Michael Ben-David is meant to represent Israel in Turin for this year’s singing competition, but public broadcaster says the Foreign Ministry refuses to handle security arrangements

Itay Stern
Itay Stern
Michael Ben-David, Israel's representative to the 2022 Eurovision Song Contest, preforming in Jerusalem, last week.
Michael Ben-David, Israel's representative to the 2022 Eurovision Song Contest, preforming in Jerusalem, last week.Credit: Guy Yechiely
Itay Stern
Itay Stern

An ongoing strike by staff at the Foreign Ministry could prevent Israel from participating in this year’s Eurovision Song Contest in Turin, Italy.

Foreign Ministry employees in Israel and Italy are refusing to handle the necessary security arrangements for the Israeli delegation as part of their strike over employment conditions.

Israel's public broadcaster Kan – a member of the European Broadcasting Union, which operates Eurovision – approached Alon Ushpiz, the ministry’s director general, asking the staff to make an exception for Eurovision, but said it was turned down.

On Tuesday, Kan said it "cannot take responsibility for the safety of the delegation without security under the auspices of the State of Israel.”

Israel has fared well in the contest over the years, winning it four times, including 2018, when Netta Barzilai took first prize.
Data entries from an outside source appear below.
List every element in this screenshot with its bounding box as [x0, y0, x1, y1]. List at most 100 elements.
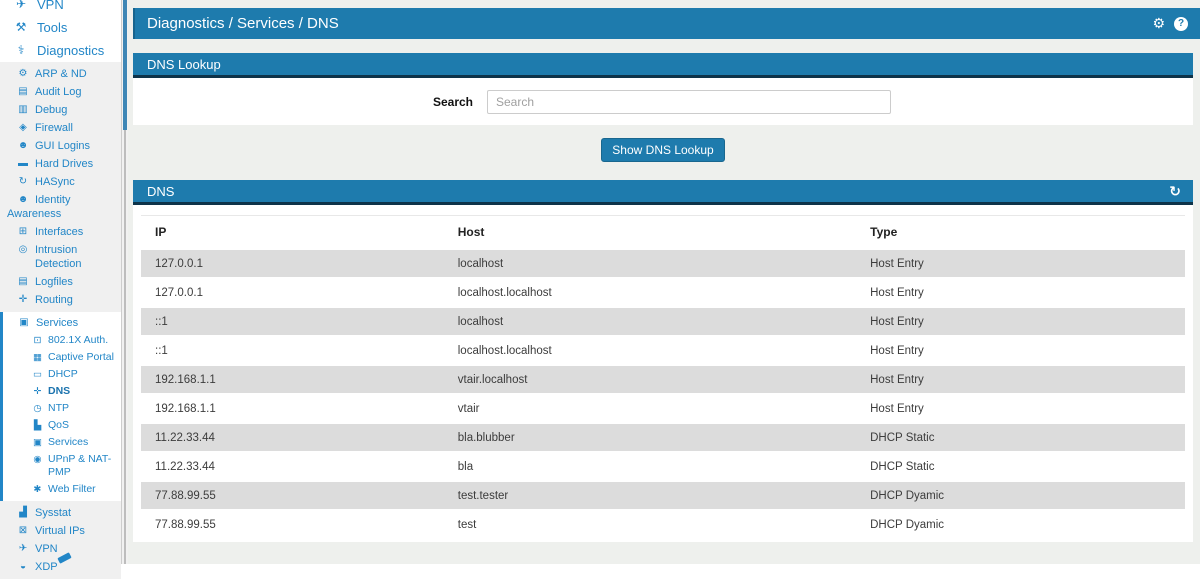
cell-ip: ::1 — [155, 344, 168, 357]
column-header-host: Host — [443, 215, 857, 249]
plane-icon: ✈ — [15, 0, 27, 11]
briefcase-icon: ▣ — [19, 317, 29, 328]
sidebar-item-routing[interactable]: ✛ Routing — [0, 291, 121, 309]
sidebar-item-interfaces[interactable]: ⊞ Interfaces — [0, 223, 121, 241]
sidebar-item-captive-portal[interactable]: ▦ Captive Portal — [3, 349, 121, 366]
cell-host: test — [457, 519, 477, 531]
cell-type: DHCP Dyamic — [856, 480, 1185, 511]
sidebar-item-diagnostics[interactable]: ⚕ Diagnostics — [0, 39, 121, 62]
sidebar-item-vpn[interactable]: ✈ VPN — [0, 0, 121, 16]
sidebar-item-qos[interactable]: ▙ QoS — [3, 417, 121, 434]
sidebar-item-hard-drives[interactable]: ▬ Hard Drives — [0, 155, 121, 173]
cell-ip: 127.0.0.1 — [141, 248, 444, 279]
help-icon[interactable]: ? — [1174, 16, 1188, 31]
sidebar-item-virtual-ips[interactable]: ⊠ Virtual IPs — [0, 522, 121, 540]
clock-icon: ◷ — [33, 403, 42, 414]
sidebar-top-sections: ✈ VPN ⚒ Tools ⚕ Diagnostics — [0, 0, 121, 62]
column-header-type: Type — [856, 215, 1185, 249]
cell-ip: ::1 — [141, 306, 444, 337]
cell-host: bla.blubber — [443, 422, 857, 453]
file-text-icon: ▤ — [18, 276, 28, 287]
table-header-row: IP Host Type — [141, 215, 1185, 249]
sidebar-item-802-1x-auth[interactable]: ⊡ 802.1X Auth. — [3, 332, 121, 349]
cell-type: Host Entry — [870, 286, 924, 299]
cell-ip: 192.168.1.1 — [155, 402, 216, 415]
briefcase-icon: ▣ — [33, 437, 42, 448]
dns-table: IP Host Type 127.0.0.1 localhost Host Entry 1… — [141, 215, 1185, 539]
search-input[interactable] — [487, 89, 891, 114]
cell-type: DHCP Dyamic — [870, 519, 945, 531]
services-active-section: ▣ Services ⊡ 802.1X Auth. ▦ Captive Port… — [0, 312, 121, 501]
hdd-icon: ▬ — [18, 158, 28, 169]
cell-type: DHCP Static — [870, 460, 935, 473]
cell-host: localhost — [443, 248, 857, 279]
sidebar-item-services[interactable]: ▣ Services — [3, 314, 121, 332]
table-row: 127.0.0.1 localhost Host Entry — [141, 248, 1185, 279]
header-actions: ⚙ ? — [1152, 15, 1200, 32]
map-marker-icon: ◉ — [33, 454, 42, 465]
shield-icon: ◈ — [19, 122, 27, 133]
sidebar-item-dhcp[interactable]: ▭ DHCP — [3, 366, 121, 383]
table-row: 11.22.33.44 bla.blubber DHCP Static — [141, 422, 1185, 453]
table-row: 77.88.99.55 test.tester DHCP Dyamic — [141, 480, 1185, 511]
sidebar-item-identity-awareness[interactable]: ☻ Identity Awareness — [0, 191, 121, 223]
sidebar-item-ntp[interactable]: ◷ NTP — [3, 400, 121, 417]
image-icon: ▦ — [33, 352, 42, 363]
sidebar-item-intrusion-detection[interactable]: ◎ Intrusion Detection — [0, 241, 121, 273]
sidebar-item-web-filter[interactable]: ✱ Web Filter — [3, 481, 121, 498]
cell-host: localhost.localhost — [457, 286, 552, 299]
dns-lookup-panel-header: DNS Lookup — [133, 53, 1193, 78]
table-row: 192.168.1.1 vtair Host Entry — [141, 394, 1185, 423]
gear-icon[interactable]: ⚙ — [1152, 15, 1165, 32]
cell-ip: 192.168.1.1 — [141, 364, 444, 395]
refresh-icon[interactable]: ↻ — [1169, 183, 1181, 200]
cell-host: bla — [457, 460, 474, 473]
sidebar-item-arp-nd[interactable]: ⚙ ARP & ND — [0, 65, 121, 83]
table-row: 127.0.0.1 localhost.localhost Host Entry — [141, 278, 1185, 307]
tachometer-icon: ◒ — [19, 561, 27, 572]
stethoscope-icon: ⚕ — [17, 43, 25, 57]
sidebar-item-logfiles[interactable]: ▤ Logfiles — [0, 273, 121, 291]
cell-type: Host Entry — [856, 306, 1185, 337]
sidebar-item-debug[interactable]: ▥ Debug — [0, 101, 121, 119]
sidebar-item-upnp-nat-pmp[interactable]: ◉ UPnP & NAT-PMP — [3, 451, 121, 481]
tools-icon: ⚒ — [15, 20, 27, 34]
cell-host: test.tester — [443, 480, 857, 511]
sidebar-item-gui-logins[interactable]: ☻ GUI Logins — [0, 137, 121, 155]
table-row: 11.22.33.44 bla DHCP Static — [141, 452, 1185, 481]
sidebar-item-sysstat[interactable]: ▟ Sysstat — [0, 504, 121, 522]
diagnostics-section-items: ⚙ ARP & ND ▤ Audit Log ▥ Debug ◈ Firewal… — [0, 62, 121, 312]
cell-ip: 77.88.99.55 — [155, 519, 216, 531]
asterisk-icon: ✱ — [33, 484, 42, 495]
dns-lookup-body: Search — [133, 78, 1193, 125]
sitemap-icon: ⊞ — [18, 226, 28, 237]
cell-host: vtair — [457, 402, 480, 415]
services-sub-items: ⊡ 802.1X Auth. ▦ Captive Portal ▭ DHCP ✛… — [3, 332, 121, 498]
bar-chart-icon: ▙ — [33, 420, 42, 431]
table-row: 192.168.1.1 vtair.localhost Host Entry — [141, 364, 1185, 395]
table-row: ::1 localhost Host Entry — [141, 306, 1185, 337]
network-nodes-icon: ⊡ — [33, 335, 42, 346]
area-chart-icon: ▟ — [19, 507, 27, 518]
sidebar-item-dns[interactable]: ✛ DNS — [3, 383, 121, 400]
sidebar-bottom-items: ▟ Sysstat ⊠ Virtual IPs ✈ VPN ◒ XDP — [0, 501, 121, 579]
sidebar-item-firewall[interactable]: ◈ Firewall — [0, 119, 121, 137]
cell-host: vtair.localhost — [443, 364, 857, 395]
main-content: Diagnostics / Services / DNS ⚙ ? DNS Loo… — [128, 0, 1200, 564]
sidebar-scrollbar[interactable] — [121, 0, 128, 564]
sidebar-item-audit-log[interactable]: ▤ Audit Log — [0, 83, 121, 101]
dns-panel-header: DNS ↻ — [133, 180, 1193, 205]
column-header-ip: IP — [141, 215, 444, 249]
scrollbar-thumb[interactable] — [123, 0, 127, 130]
show-dns-lookup-button[interactable]: Show DNS Lookup — [601, 138, 725, 162]
breadcrumb-bar: Diagnostics / Services / DNS ⚙ ? — [133, 8, 1200, 39]
sidebar-item-hasync[interactable]: ↻ HASync — [0, 173, 121, 191]
sidebar: ✈ VPN ⚒ Tools ⚕ Diagnostics ⚙ ARP & ND ▤… — [0, 0, 121, 579]
sidebar-item-services[interactable]: ▣ Services — [3, 434, 121, 451]
file-text-icon: ▤ — [18, 86, 28, 97]
dns-lookup-panel: DNS Lookup Search — [133, 53, 1193, 125]
search-label: Search — [432, 94, 473, 109]
sidebar-item-tools[interactable]: ⚒ Tools — [0, 16, 121, 39]
user-circle-icon: ☻ — [17, 140, 29, 151]
desktop-icon: ▭ — [33, 369, 42, 380]
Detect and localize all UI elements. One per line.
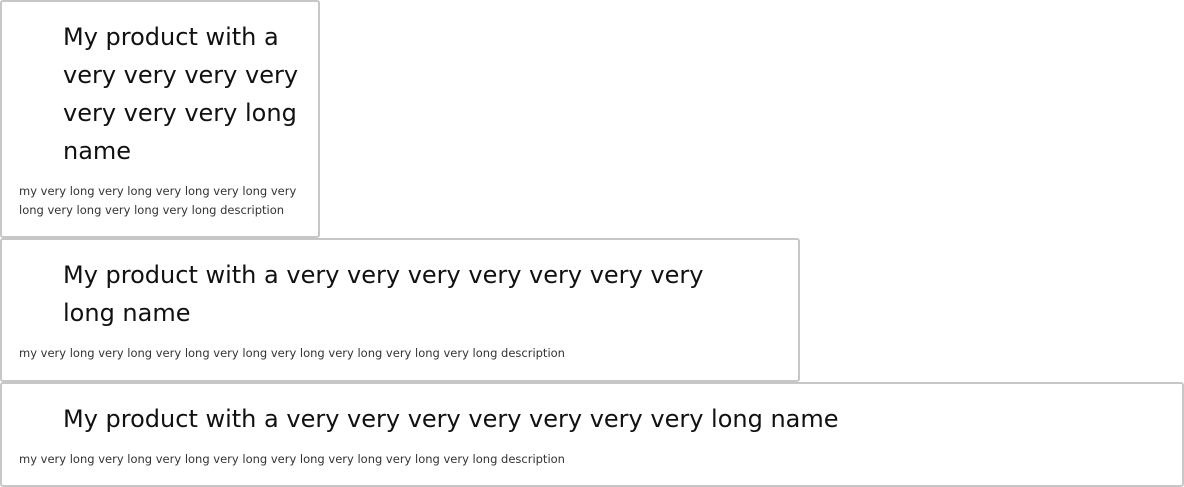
product-name: My product with a very very very very ve… bbox=[63, 405, 839, 433]
product-name: My product with a very very very very ve… bbox=[63, 23, 299, 165]
product-name: My product with a very very very very ve… bbox=[63, 261, 704, 327]
product-description: my very long very long very long very lo… bbox=[19, 452, 565, 466]
product-card[interactable]: My product with a very very very very ve… bbox=[0, 238, 800, 382]
product-card[interactable]: My product with a very very very very ve… bbox=[0, 0, 320, 238]
product-description: my very long very long very long very lo… bbox=[19, 346, 565, 360]
product-description: my very long very long very long very lo… bbox=[19, 184, 297, 217]
product-card[interactable]: My product with a very very very very ve… bbox=[0, 382, 1184, 487]
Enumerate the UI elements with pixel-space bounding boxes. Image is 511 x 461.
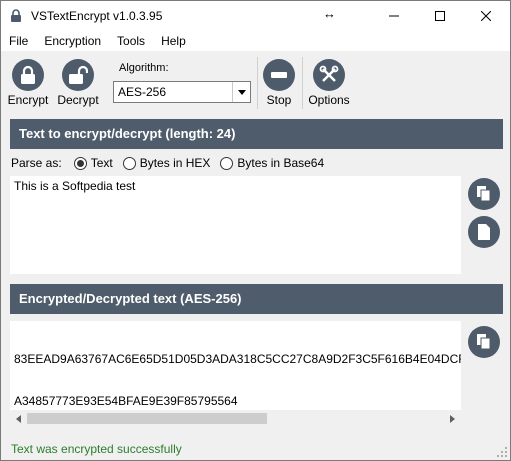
output-line-2: A34857773E93E54BFAE9E39F85795564 [14, 394, 238, 408]
decrypt-label: Decrypt [57, 93, 99, 107]
radio-hex-label: Bytes in HEX [139, 156, 211, 170]
toolbar: Encrypt Decrypt Algorithm: AES-256 Stop [1, 51, 510, 113]
document-icon [478, 224, 490, 240]
radio-text-label: Text [90, 156, 113, 170]
options-button[interactable]: Options [307, 55, 351, 111]
copy-icon [477, 186, 491, 202]
output-textarea[interactable]: 83EEAD9A63767AC6E65D51D05D3ADA318C5CC27C… [10, 321, 461, 410]
options-label: Options [308, 93, 350, 107]
radio-base64-label: Bytes in Base64 [237, 156, 325, 170]
chevron-down-icon[interactable] [232, 82, 250, 102]
encrypt-button[interactable]: Encrypt [7, 55, 49, 111]
copy-icon [477, 334, 491, 350]
algorithm-select[interactable]: AES-256 [113, 81, 251, 103]
output-line-1: 83EEAD9A63767AC6E65D51D05D3ADA318C5CC27C… [14, 352, 461, 366]
scrollbar-thumb[interactable] [27, 413, 267, 424]
input-textarea[interactable]: This is a Softpedia test [10, 176, 461, 274]
encrypt-label: Encrypt [7, 93, 49, 107]
minimize-icon [389, 15, 399, 17]
parse-options: Parse as: Text Bytes in HEX Bytes in Bas… [11, 155, 334, 171]
status-text: Text was encrypted successfully [11, 442, 182, 456]
copy-input-button[interactable] [468, 178, 500, 210]
lock-closed-icon [12, 59, 44, 91]
decrypt-button[interactable]: Decrypt [55, 55, 101, 111]
paste-input-button[interactable] [468, 216, 500, 248]
toolbar-separator [257, 57, 258, 109]
menu-bar: File Encryption Tools Help [1, 31, 510, 51]
radio-bytes-hex[interactable]: Bytes in HEX [122, 156, 211, 170]
radio-unselected-icon[interactable] [122, 156, 136, 170]
menu-tools[interactable]: Tools [109, 31, 153, 51]
radio-bytes-base64[interactable]: Bytes in Base64 [220, 156, 324, 170]
parse-as-label: Parse as: [11, 156, 62, 170]
close-icon [481, 11, 491, 21]
window-title: VSTextEncrypt v1.0.3.95 [31, 9, 163, 23]
scroll-right-icon[interactable] [444, 410, 461, 427]
output-horizontal-scrollbar[interactable] [10, 410, 461, 427]
wrench-screwdriver-icon [313, 59, 345, 91]
app-window: VSTextEncrypt v1.0.3.95 ↔ File Encryptio… [0, 0, 511, 461]
lock-open-icon [62, 59, 94, 91]
maximize-button[interactable] [417, 1, 463, 31]
copy-output-button[interactable] [468, 326, 500, 358]
stop-icon [263, 59, 295, 91]
title-bar[interactable]: VSTextEncrypt v1.0.3.95 ↔ [1, 1, 510, 31]
input-section-header: Text to encrypt/decrypt (length: 24) [10, 119, 503, 149]
app-lock-icon [9, 9, 23, 23]
resize-grip-icon[interactable] [496, 446, 508, 458]
radio-selected-icon[interactable] [73, 156, 87, 170]
minimize-button[interactable] [371, 1, 417, 31]
move-resize-icon[interactable]: ↔ [323, 6, 336, 21]
maximize-icon [435, 11, 445, 21]
toolbar-separator [302, 57, 303, 109]
algorithm-value: AES-256 [118, 85, 167, 99]
output-section-header: Encrypted/Decrypted text (AES-256) [10, 284, 503, 314]
stop-button[interactable]: Stop [261, 55, 297, 111]
close-button[interactable] [463, 1, 509, 31]
menu-file[interactable]: File [1, 31, 36, 51]
menu-encryption[interactable]: Encryption [36, 31, 109, 51]
scroll-left-icon[interactable] [10, 410, 27, 427]
stop-label: Stop [266, 93, 292, 107]
menu-help[interactable]: Help [153, 31, 194, 51]
radio-text[interactable]: Text [73, 156, 113, 170]
algorithm-label: Algorithm: [119, 62, 169, 74]
radio-unselected-icon[interactable] [220, 156, 234, 170]
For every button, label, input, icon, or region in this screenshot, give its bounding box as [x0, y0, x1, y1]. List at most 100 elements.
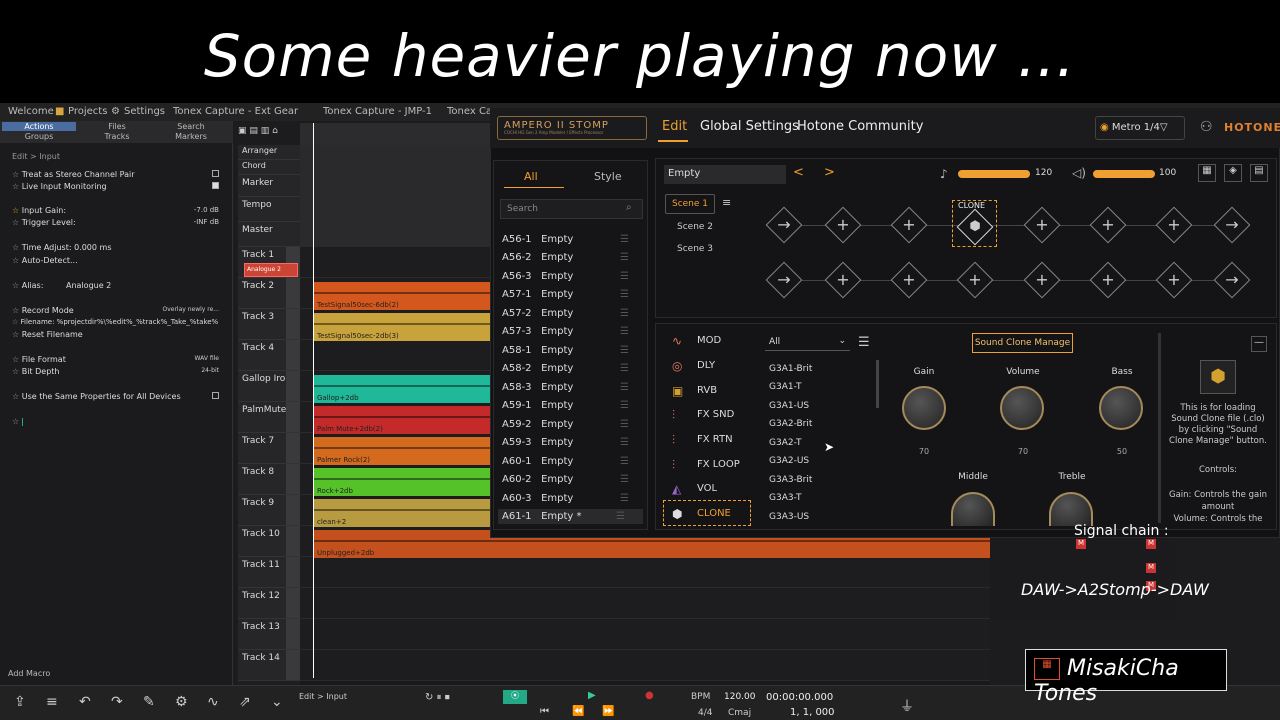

This year, however, Israel may not be represented at all due to the ongoing sanctions that the staffers have imposed for the past four months.

The competition is scheduled for May 10 to 14 in the Italian city of Turin after Italy took first prize in last year’s competition. Michael Ben-David, Israel's contestant in this year's competition, was expected to fly to Turin at the beginning of May for rehearsals.

Ben-David, a 25-year-old actor and singer, was slated to compete with his song "I.M." He was selected to represent Israel in February, after winning Israel's version of "The X Factor."

Kan approached Israel's Shin Bet security agency in an effort to provide alternate means of protection for the delegation, but the Shin Bet declined to help. “Protecting delegations abroad requires advanced work, including coordination with local [staff], which is the responsibility of the security officers at the destination,” the Shin Bet told Kan CEO Eldad Koblenz, explaining that it could not receive the necessary assistance from ministry staff in Italy.

The labor sanctions follow the refusal of the Finance Ministry and Foreign Ministry to negotiate the employment conditions of Foreign Ministry staff – particularly the issue of overtime pay. Other issues in dispute include employees remaining on-call without compensation, the scrapping of hardship pay when serving in countries at war, the failure to pay certain expenses for ministry emissaries abroad, and the employment of trainees at minimum wage.

The Foreign Ministry workers’ committee expressed regret for any harm that the sanctions may cause, adding that despite the sanctions, staff have “risked their lives in Eastern Europe to rescue Israelis” and made an exception for the Negev Summit, a meeting last month at Kibbutz Sde Boker of the foreign ministers of Israel, Egypt, the United Arab Emirates, Bahrain and Morocco, in addition to U.S. Secretary of State Antony Blinken.